Her fashion and beauty reporting covers celebrity-loved luggage brands, skincare routines, red carpet style analysis, and luxury shopping guides. Her television and costume design features have included analyses of the fashion in The Sopranos, interviews around Bridgerton’s costume design, and beauty coverage connected to Euphoria.
That Sopranos piece is worth noting specifically. Analysing the sartorial significance of a television series set in the late 1990s and early 2000s requires the kind of cultural and historical fashion literacy that only develops when someone has genuinely engaged with both the subject and the critical frameworks around it. It is a more intellectually demanding assignment than it might appear, and the fact that it appears in her portfolio speaks to the breadth of what she brings to the commerce and style beat.
Beyond Journalism: Photography and Visual Art
One of the more distinctive aspects of Hannah Southwick’s professional profile is that it does not stop at writing.
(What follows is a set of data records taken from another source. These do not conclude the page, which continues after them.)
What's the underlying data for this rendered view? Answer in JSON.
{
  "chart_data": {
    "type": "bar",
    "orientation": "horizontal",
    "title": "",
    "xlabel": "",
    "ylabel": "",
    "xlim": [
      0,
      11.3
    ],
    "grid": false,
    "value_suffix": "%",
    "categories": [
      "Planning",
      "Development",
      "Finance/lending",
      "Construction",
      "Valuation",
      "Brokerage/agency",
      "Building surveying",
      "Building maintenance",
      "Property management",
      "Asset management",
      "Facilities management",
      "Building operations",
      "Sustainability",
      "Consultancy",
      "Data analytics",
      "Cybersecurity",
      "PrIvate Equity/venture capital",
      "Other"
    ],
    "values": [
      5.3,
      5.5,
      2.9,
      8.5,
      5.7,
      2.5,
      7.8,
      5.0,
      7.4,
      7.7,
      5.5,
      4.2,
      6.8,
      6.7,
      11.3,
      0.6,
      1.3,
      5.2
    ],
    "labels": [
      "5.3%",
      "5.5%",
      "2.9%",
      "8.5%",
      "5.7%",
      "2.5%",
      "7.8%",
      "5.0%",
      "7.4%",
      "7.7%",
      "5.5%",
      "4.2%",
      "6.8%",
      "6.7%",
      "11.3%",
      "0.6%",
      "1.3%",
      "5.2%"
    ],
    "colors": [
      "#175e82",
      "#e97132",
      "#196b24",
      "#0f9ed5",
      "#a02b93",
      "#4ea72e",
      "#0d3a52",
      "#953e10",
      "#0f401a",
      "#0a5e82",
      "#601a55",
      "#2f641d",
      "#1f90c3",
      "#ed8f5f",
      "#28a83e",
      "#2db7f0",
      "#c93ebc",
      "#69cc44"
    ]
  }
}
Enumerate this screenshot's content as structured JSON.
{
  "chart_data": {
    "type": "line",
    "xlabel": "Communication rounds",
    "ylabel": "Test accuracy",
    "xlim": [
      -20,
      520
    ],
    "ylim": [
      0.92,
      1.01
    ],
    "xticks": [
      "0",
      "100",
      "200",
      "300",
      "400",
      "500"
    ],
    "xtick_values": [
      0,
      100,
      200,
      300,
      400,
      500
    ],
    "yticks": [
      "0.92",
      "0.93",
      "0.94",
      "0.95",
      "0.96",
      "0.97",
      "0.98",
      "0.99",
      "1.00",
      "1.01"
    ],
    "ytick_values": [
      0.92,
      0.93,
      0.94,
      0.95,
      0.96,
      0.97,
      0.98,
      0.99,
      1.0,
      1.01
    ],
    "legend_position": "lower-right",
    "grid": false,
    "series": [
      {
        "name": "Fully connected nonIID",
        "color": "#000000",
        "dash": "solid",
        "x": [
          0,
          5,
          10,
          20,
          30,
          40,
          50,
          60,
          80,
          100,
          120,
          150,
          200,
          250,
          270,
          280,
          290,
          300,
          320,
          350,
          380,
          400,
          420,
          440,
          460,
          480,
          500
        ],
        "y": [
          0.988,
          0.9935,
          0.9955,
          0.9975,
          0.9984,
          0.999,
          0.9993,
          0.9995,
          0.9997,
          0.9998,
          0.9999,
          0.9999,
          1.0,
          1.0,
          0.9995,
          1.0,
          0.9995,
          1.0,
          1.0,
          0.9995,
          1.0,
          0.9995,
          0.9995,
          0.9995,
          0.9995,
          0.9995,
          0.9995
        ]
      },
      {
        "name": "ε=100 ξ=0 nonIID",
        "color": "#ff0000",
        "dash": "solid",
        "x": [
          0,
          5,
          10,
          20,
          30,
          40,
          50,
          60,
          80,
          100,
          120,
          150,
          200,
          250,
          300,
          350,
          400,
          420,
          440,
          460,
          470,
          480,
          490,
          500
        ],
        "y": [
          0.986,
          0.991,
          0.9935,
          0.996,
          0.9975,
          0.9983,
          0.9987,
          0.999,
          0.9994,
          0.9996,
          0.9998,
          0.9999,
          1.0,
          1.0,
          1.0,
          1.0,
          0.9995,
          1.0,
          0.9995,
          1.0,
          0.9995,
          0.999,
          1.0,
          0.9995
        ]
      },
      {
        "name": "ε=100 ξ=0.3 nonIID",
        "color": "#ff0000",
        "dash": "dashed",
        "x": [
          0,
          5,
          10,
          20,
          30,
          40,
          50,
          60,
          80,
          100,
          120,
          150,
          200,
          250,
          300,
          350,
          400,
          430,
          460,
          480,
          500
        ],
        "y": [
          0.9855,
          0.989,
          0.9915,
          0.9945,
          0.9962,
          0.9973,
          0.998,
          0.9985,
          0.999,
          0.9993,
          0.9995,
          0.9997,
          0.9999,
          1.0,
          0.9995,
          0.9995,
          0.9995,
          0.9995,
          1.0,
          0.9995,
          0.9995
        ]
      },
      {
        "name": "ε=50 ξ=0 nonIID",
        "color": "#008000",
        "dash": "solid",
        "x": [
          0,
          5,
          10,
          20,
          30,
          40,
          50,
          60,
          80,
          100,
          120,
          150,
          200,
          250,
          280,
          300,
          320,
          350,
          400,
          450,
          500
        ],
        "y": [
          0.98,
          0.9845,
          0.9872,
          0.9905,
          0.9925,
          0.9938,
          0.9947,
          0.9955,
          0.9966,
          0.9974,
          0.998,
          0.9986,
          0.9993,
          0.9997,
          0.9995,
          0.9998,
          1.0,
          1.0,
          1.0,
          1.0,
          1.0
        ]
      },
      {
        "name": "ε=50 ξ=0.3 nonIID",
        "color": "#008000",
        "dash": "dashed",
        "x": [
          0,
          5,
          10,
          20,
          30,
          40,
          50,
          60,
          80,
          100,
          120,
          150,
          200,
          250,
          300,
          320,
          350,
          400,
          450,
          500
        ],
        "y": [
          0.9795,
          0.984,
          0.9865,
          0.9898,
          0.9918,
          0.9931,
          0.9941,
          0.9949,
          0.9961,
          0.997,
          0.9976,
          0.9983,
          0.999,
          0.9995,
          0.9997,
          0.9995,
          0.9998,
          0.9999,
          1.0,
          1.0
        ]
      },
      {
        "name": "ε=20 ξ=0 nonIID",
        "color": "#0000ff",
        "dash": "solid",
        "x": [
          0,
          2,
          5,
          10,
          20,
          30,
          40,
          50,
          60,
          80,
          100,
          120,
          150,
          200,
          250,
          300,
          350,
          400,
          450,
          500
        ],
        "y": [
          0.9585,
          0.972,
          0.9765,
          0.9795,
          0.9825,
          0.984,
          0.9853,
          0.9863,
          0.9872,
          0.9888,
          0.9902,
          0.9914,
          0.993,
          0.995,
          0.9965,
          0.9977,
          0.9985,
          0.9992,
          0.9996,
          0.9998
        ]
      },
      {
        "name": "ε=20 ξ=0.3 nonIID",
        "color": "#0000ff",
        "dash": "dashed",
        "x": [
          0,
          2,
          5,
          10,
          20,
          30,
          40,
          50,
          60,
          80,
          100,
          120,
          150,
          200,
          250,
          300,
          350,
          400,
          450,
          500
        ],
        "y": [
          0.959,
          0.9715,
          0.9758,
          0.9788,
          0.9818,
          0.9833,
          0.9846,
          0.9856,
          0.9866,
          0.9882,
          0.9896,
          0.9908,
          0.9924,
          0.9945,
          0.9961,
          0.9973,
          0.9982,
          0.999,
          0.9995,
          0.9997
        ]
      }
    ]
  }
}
She is also a working photographer and visual artist, with a particular specialisation in cyanotype photography, an alternative photographic printing process that produces distinctive blue-toned images and requires a specific technical knowledge base.
Her visual art explores themes of reflection, memory, and temporality, which gives her creative practice a philosophical dimension that connects, perhaps not coincidentally, to the kind of journalism she does. Writing about fashion and style is, among other things, writing about how appearance creates meaning over time, how what people wear tells stories about who they are and what they value. A photographer interested in memory and temporality is working in adjacent territory.
She maintains a portfolio website at HannahSouthwick.com and is listed on Muck Rack and The Org, confirming her active professional presence across both journalism and creative work.
Conclusion
Hannah Southwick represents a model of modern media journalism that is more complex and more skilled than the celebrity shopping beat might initially suggest. She brings a liberal arts education with genuine visual and cultural depth, a career built across multiple editorial environments, meaningful access to significant celebrity subjects, and a creative practice outside journalism that informs and enriches what she does inside it.
Her name may not be the one that appears in the headlines, but her work is part of what makes those headlines worth reading. That is exactly the kind of influence that tends to compound over a career, and her trajectory suggests she is building something with real longevity in a media landscape where that is genuinely rare.